And then I wrote...

by Dick Schilling, "Editor Emeritus"

... about night noises.

The forecast was for high winds overnight the night before trash collection day, and I knew if winds blew that strongly, my smaller “garbage” container with its light load would not stand. But I figured the larger “recyclables” container, with four sacks of newspapers and magazines accumulated over two weeks, was heavy enough to make it, so I put it out.

Just one thing wrong. The wind blew the yellow lid off. Same thing happened to another resident not far away. My prostate acts like the bladder with the lady in the TV commercial, leading me to the bathroom anywhere from three to six times a night, which interrupts sleep. But I am used to that. What I am not used to is the syncopated drum beat banging of two trash container lids following the baton of the wind all night long!

A night before that, I woke to an unexpected December sound, thunder.

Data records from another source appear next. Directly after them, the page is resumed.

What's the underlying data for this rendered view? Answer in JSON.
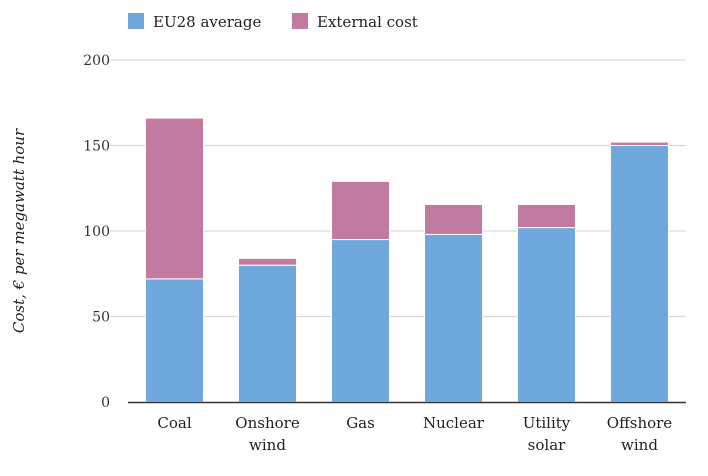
{
  "chart_data": {
    "type": "bar",
    "stacked": true,
    "title": "",
    "xlabel": "",
    "ylabel": "Cost, € per megawatt hour",
    "ylim": [
      0,
      200
    ],
    "yticks": [
      0,
      50,
      100,
      150,
      200
    ],
    "grid": true,
    "legend_position": "top-left",
    "categories": [
      [
        "Coal"
      ],
      [
        "Onshore",
        "wind"
      ],
      [
        "Gas"
      ],
      [
        "Nuclear"
      ],
      [
        "Utility",
        "solar"
      ],
      [
        "Offshore",
        "wind"
      ]
    ],
    "series": [
      {
        "name": "EU28 average",
        "color": "#6FA8DC",
        "values": [
          72,
          80,
          95,
          98,
          102,
          150
        ]
      },
      {
        "name": "External cost",
        "color": "#C27BA0",
        "values": [
          94,
          4,
          34,
          17.5,
          13.5,
          2
        ]
      }
    ]
  }
}
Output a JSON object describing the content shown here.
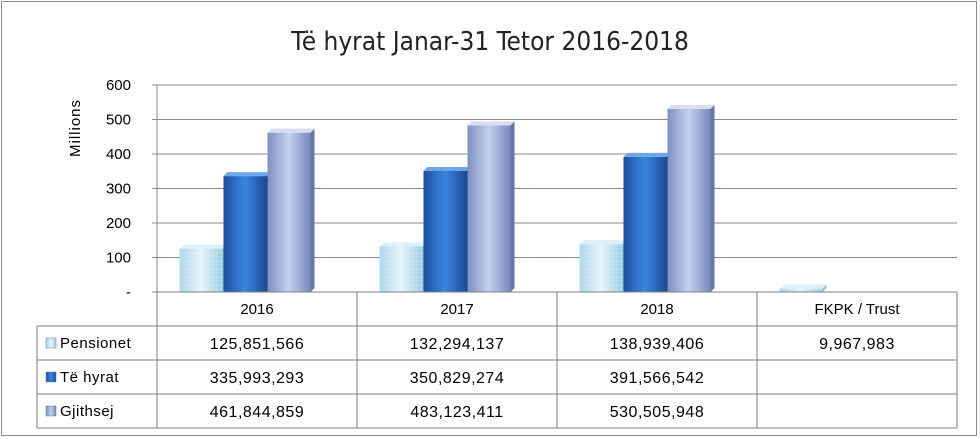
{
  "chart_data": {
    "type": "bar",
    "title": "Të hyrat  Janar-31 Tetor  2016-2018",
    "ylabel": "Millions",
    "xlabel": "",
    "ylim": [
      0,
      600
    ],
    "yticks": [
      "-",
      "100",
      "200",
      "300",
      "400",
      "500",
      "600"
    ],
    "ytick_values": [
      0,
      100,
      200,
      300,
      400,
      500,
      600
    ],
    "categories": [
      "2016",
      "2017",
      "2018",
      "FKPK / Trust"
    ],
    "series": [
      {
        "name": "Pensionet",
        "color": "#bfe3f0",
        "values": [
          125851566,
          132294137,
          138939406,
          9967983
        ],
        "labels": [
          "125,851,566",
          "132,294,137",
          "138,939,406",
          "9,967,983"
        ]
      },
      {
        "name": "Të hyrat",
        "color": "#2e6fc9",
        "values": [
          335993293,
          350829274,
          391566542,
          null
        ],
        "labels": [
          "335,993,293",
          "350,829,274",
          "391,566,542",
          ""
        ]
      },
      {
        "name": "Gjithsej",
        "color": "#a3b4dc",
        "values": [
          461844859,
          483123411,
          530505948,
          null
        ],
        "labels": [
          "461,844,859",
          "483,123,411",
          "530,505,948",
          ""
        ]
      }
    ],
    "grid": true,
    "legend": "data-table-left"
  }
}
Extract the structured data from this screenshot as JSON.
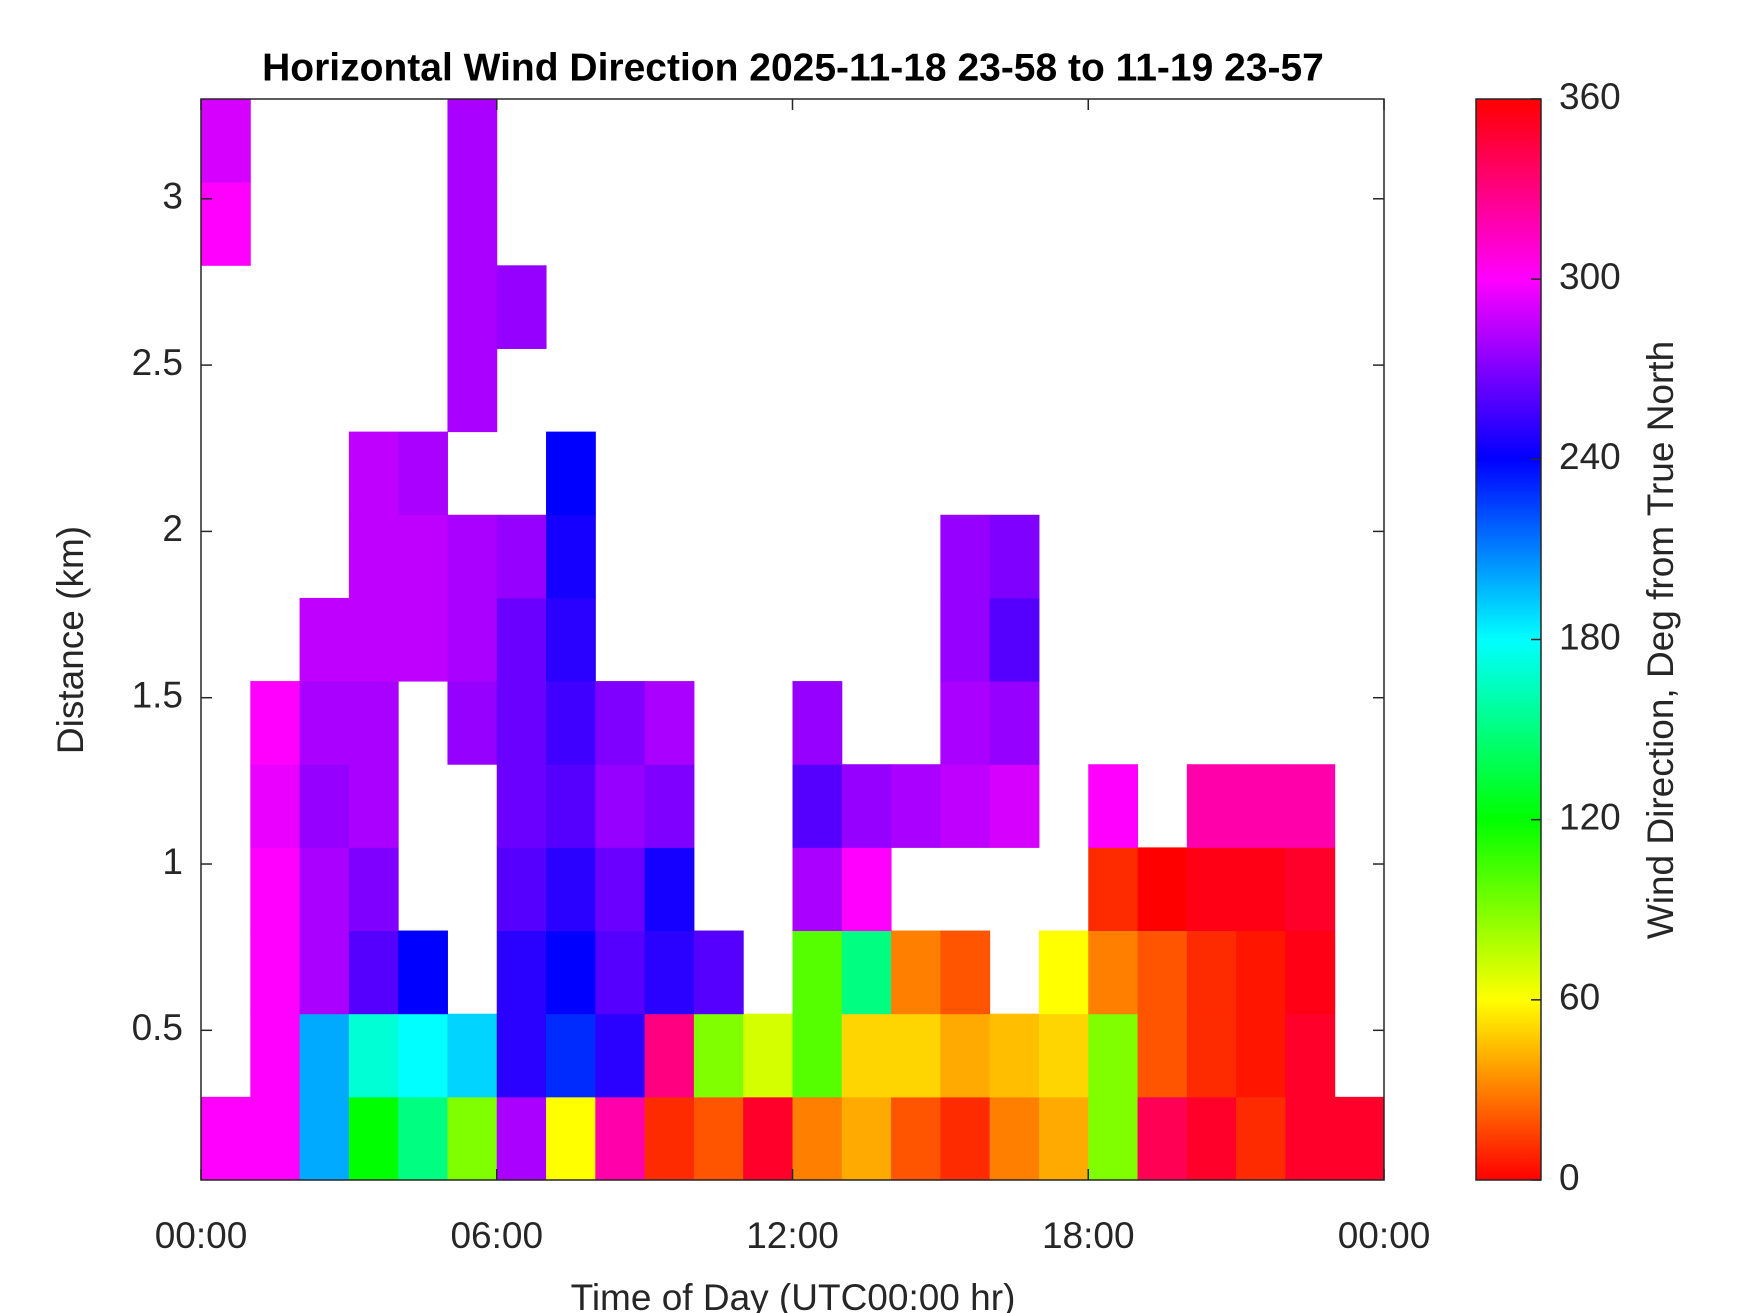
{
  "chart_data": {
    "type": "heatmap",
    "title": "Horizontal Wind Direction 2025-11-18 23-58 to 11-19 23-57",
    "x_label": "Time of Day (UTC00:00 hr)",
    "y_label": "Distance (km)",
    "colorbar_label": "Wind Direction, Deg from True North",
    "xlim": [
      0,
      24
    ],
    "xticks": [
      {
        "value": 0,
        "label": "00:00"
      },
      {
        "value": 6,
        "label": "06:00"
      },
      {
        "value": 12,
        "label": "12:00"
      },
      {
        "value": 18,
        "label": "18:00"
      },
      {
        "value": 24,
        "label": "00:00"
      }
    ],
    "ylim": [
      0.05,
      3.3
    ],
    "yticks": [
      0.5,
      1,
      1.5,
      2,
      2.5,
      3
    ],
    "clim": [
      0,
      360
    ],
    "cticks": [
      0,
      60,
      120,
      180,
      240,
      300,
      360
    ],
    "colormap": [
      "#ff0000",
      "#ffff00",
      "#00ff00",
      "#00ffff",
      "#0000ff",
      "#ff00ff",
      "#ff0000"
    ],
    "x_bins": [
      0,
      1,
      2,
      3,
      4,
      5,
      6,
      7,
      8,
      9,
      10,
      11,
      12,
      13,
      14,
      15,
      16,
      17,
      18,
      19,
      20,
      21,
      22,
      23,
      24
    ],
    "y_bins": [
      0.05,
      0.3,
      0.55,
      0.8,
      1.05,
      1.3,
      1.55,
      1.8,
      2.05,
      2.3,
      2.55,
      2.8,
      3.05,
      3.3
    ],
    "z": [
      [
        300,
        300,
        200,
        120,
        150,
        90,
        280,
        60,
        320,
        10,
        20,
        350,
        30,
        40,
        20,
        10,
        30,
        40,
        90,
        340,
        350,
        10,
        350,
        350
      ],
      [
        null,
        300,
        200,
        170,
        180,
        190,
        250,
        230,
        250,
        330,
        90,
        70,
        100,
        50,
        50,
        40,
        45,
        50,
        90,
        20,
        10,
        5,
        350,
        null
      ],
      [
        null,
        300,
        280,
        260,
        240,
        null,
        250,
        240,
        260,
        250,
        260,
        null,
        100,
        150,
        30,
        20,
        null,
        60,
        30,
        20,
        10,
        5,
        355,
        null
      ],
      [
        null,
        300,
        280,
        270,
        null,
        null,
        260,
        250,
        265,
        245,
        null,
        null,
        280,
        300,
        null,
        null,
        null,
        null,
        10,
        0,
        355,
        355,
        350,
        null
      ],
      [
        null,
        295,
        275,
        280,
        null,
        null,
        265,
        260,
        275,
        270,
        null,
        null,
        260,
        275,
        280,
        285,
        290,
        null,
        300,
        null,
        320,
        320,
        320,
        null
      ],
      [
        null,
        300,
        280,
        280,
        null,
        275,
        265,
        255,
        270,
        280,
        null,
        null,
        275,
        null,
        null,
        280,
        275,
        null,
        null,
        null,
        null,
        null,
        null,
        null
      ],
      [
        null,
        null,
        285,
        285,
        285,
        280,
        265,
        250,
        null,
        null,
        null,
        null,
        null,
        null,
        null,
        275,
        260,
        null,
        null,
        null,
        null,
        null,
        null,
        null
      ],
      [
        null,
        null,
        null,
        285,
        285,
        280,
        275,
        245,
        null,
        null,
        null,
        null,
        null,
        null,
        null,
        275,
        270,
        null,
        null,
        null,
        null,
        null,
        null,
        null
      ],
      [
        null,
        null,
        null,
        285,
        280,
        null,
        null,
        240,
        null,
        null,
        null,
        null,
        null,
        null,
        null,
        null,
        null,
        null,
        null,
        null,
        null,
        null,
        null,
        null
      ],
      [
        null,
        null,
        null,
        null,
        null,
        280,
        null,
        null,
        null,
        null,
        null,
        null,
        null,
        null,
        null,
        null,
        null,
        null,
        null,
        null,
        null,
        null,
        null,
        null
      ],
      [
        null,
        null,
        null,
        null,
        null,
        280,
        275,
        null,
        null,
        null,
        null,
        null,
        null,
        null,
        null,
        null,
        null,
        null,
        null,
        null,
        null,
        null,
        null,
        null
      ],
      [
        300,
        null,
        null,
        null,
        null,
        280,
        null,
        null,
        null,
        null,
        null,
        null,
        null,
        null,
        null,
        null,
        null,
        null,
        null,
        null,
        null,
        null,
        null,
        null
      ],
      [
        290,
        null,
        null,
        null,
        null,
        280,
        null,
        null,
        null,
        null,
        null,
        null,
        null,
        null,
        null,
        null,
        null,
        null,
        null,
        null,
        null,
        null,
        null,
        null
      ]
    ]
  }
}
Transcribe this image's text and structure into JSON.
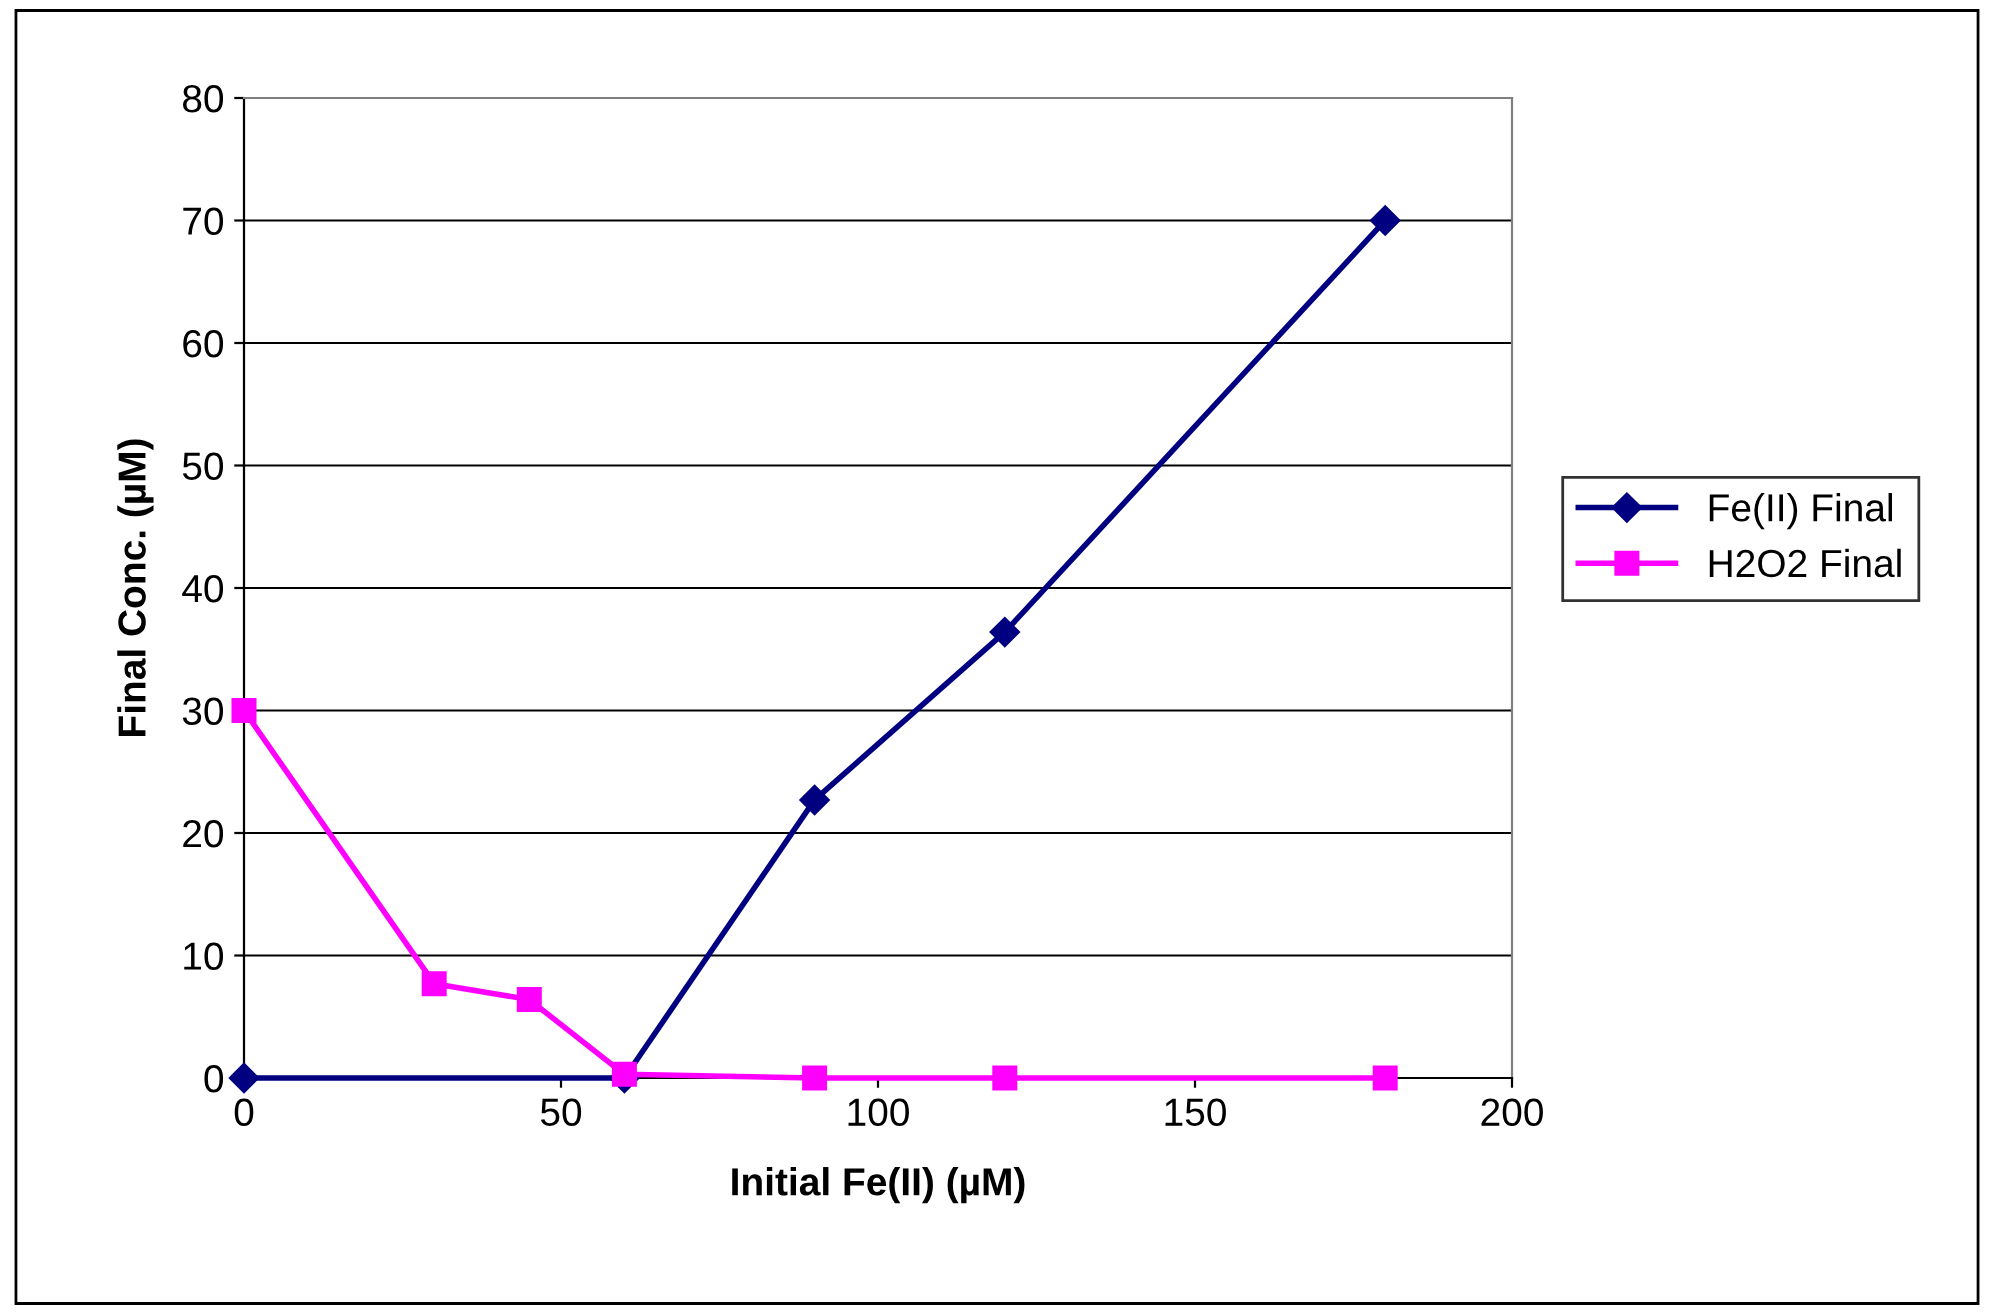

It did not sound the same as a summer thundershower. Would the absence of leaves on trees make a difference, I wondered? It sounded more hollow or something.

It did not make any noise, but the appearance of the “super” moon could be seen through thin clouds, and it was a Halloween-ish sight with its “complexion dimmed,” as Shakespeare might have written.

It isn’t the famed Toilet Bowl, but weather conditions could make it close. Iowa will be in the Pinstripe Bowl after Christmas. The game is played in Yankee Stadium. That’s outdoors. In New York City. Average temperature at that time of the year is around 32 degrees, I read. And sometimes there is snow.

Iowa State gets to play in Memphis. Where it almost certainly will be warmer.

Purdue, which finished with a worse record than Iowa, goes to the Foster Farms Bowl in suburban San Francisco. Even when it isn’t good, northern California weather isn’t bad.

Even though I truly “lost my heart in San Francisco” as Tony Bennett or Frank Sinatra sang, I now wonder. The loss of the innocent life of Kate Steinle on a pier there at the hands of an often deported illegal alien with a “rap sheet” a yard long went essentially un-avenged. A jury in that sanctuary city did not find the killer guilty of murder, and not even of manslaughter, although the facts proved the latter beyond a reasonable doubt.

The problem was the judge would not allow the jury to be informed of the accused’s past.

Shades of another California jury, which acquitted O.J. Simpson.